Она решила повторить. Люди равнодушно скользнули взглядом по какой-то карабкающейся вверх женщине. Туся вошла в открытую дверь и придумала, как она его напугает. В однокомнатной квартире негде было спрятаться – но на кухне стоял диванчик, и она залегла там, представляя, что он сейчас войдет и как будет весело.
Время шло, но никто не заходил. Никаких мобильных телефонов тогда ни у кого не было. Она прошлась по квартире, прикидывая, куда его могло понести. Честно говоря, они еще плохо знали друг друга, просто безоговорочно доверяли и любили. Этой гарантии хватало.
Но легкая тревога, что с ним что-то могло случиться, легла на душу, и стало муторно.
Она вернулась на кухню и стала ждать.
Выйти из квартиры она не могла – замок не позволял. Сползать обратно по водосточной трубе не хватало духу.
Она долго лежала. Дневной свет погас. Где-то у соседей по радио играла музыка.
Она прошлась еще раз, все же обдумывая сползание по трубе. Но ее взгляд зацепила странная вещь – женская кофта элегантного вида. Вообще жена у Саши была очень модная и даже носила шляпку – это Туся заметила издали, при одном из прощаний «навсегда» в Юрмале.
И Туся поняла, что приехала жена, и они пошли отмечать, и, очевидно, Саше не удалось ее предупредить, да и как – при отсутствии связи?
И взыграло подлое женское: сейчас все и решим!
Пришлось еще основательно поваляться, слушая соседское радио.
Дверь открылась. Туся зарылась в диванные подушки и поняла, что скорее умрет, чем посмотрит на них.
– Повернитесь! Я хочу видеть ваше лицо! – с легким прибалтийским акцентом сказала жена.
Саши слышно не было. Хотя она знала, что он в комнате.
– Я хочу видеть ваше лицо! – уже с легкой угрозой повторила жена, и Туся подумала, что на ее месте не стала бы ничего просить, а вцепилась бы в волосы и разглядела без спросу.
Наступила пауза, и потом шаги.

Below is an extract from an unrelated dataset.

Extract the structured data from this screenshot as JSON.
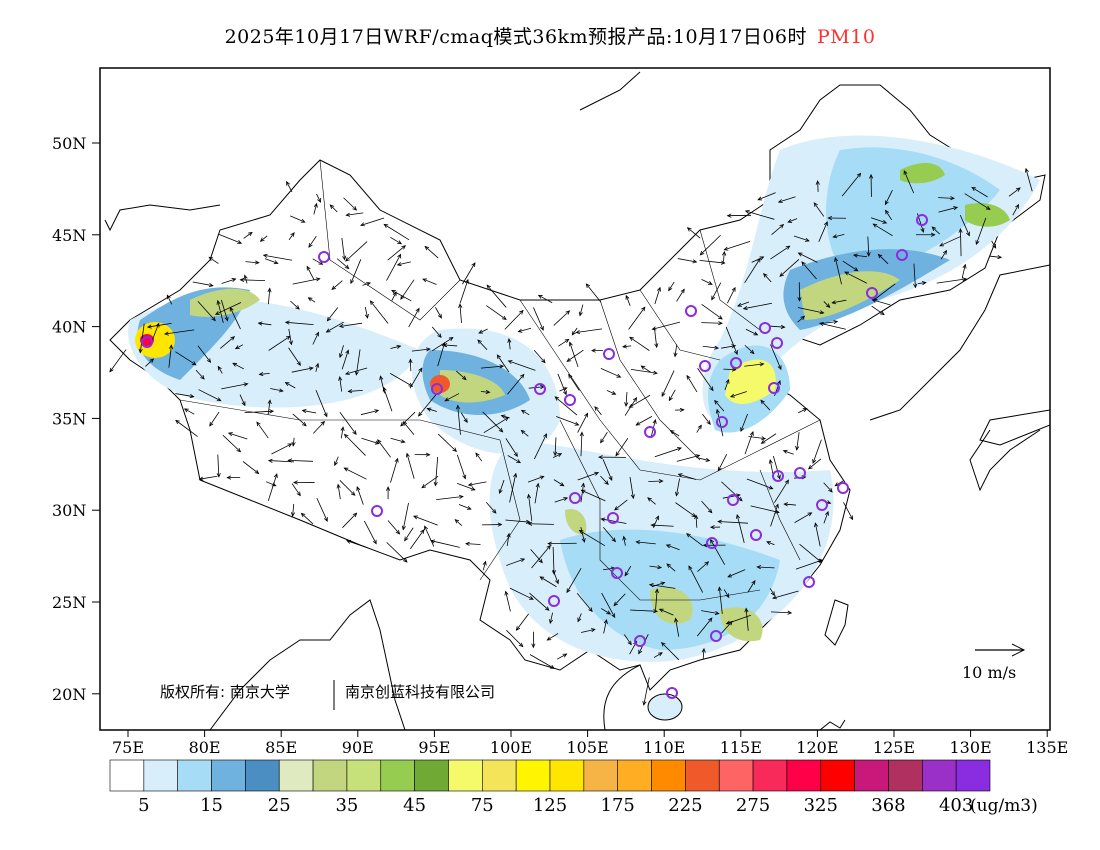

И потом хлопнула дверь, которую, к счастью, не заперли. И эта мысль очень четко прозвучала в Тусиной голове: могу уйти.
Тогда она оторвалась от диванных подушек, вышла на лестницу и, не торопясь, пошла по улице.
Зеленый глазок такси. И вот она уже едет домой. Рассказывает молчащему таксисту эту историю – интересно зачем? Тот молча дает сигарету. Она с благодарностью берет.
Входит в свою пустую квартиру – дети на даче. Муж живет у друга.
Пусто. И все же это ее квартира. Это ее дом. Это ее стены. Она столько сил потратила сделать ее уютной живой и, кстати, целой – после отсидки свекрови в сталинском лагере две комнаты были отданы эмгэбэшнику. Потом пришлось делать сложный обмен. И вот когда все сделано и трое детей растут и радуют родителей, с ней происходит «оперная страсть», и буквально выть хочется на этой драматической сцене личной жизни.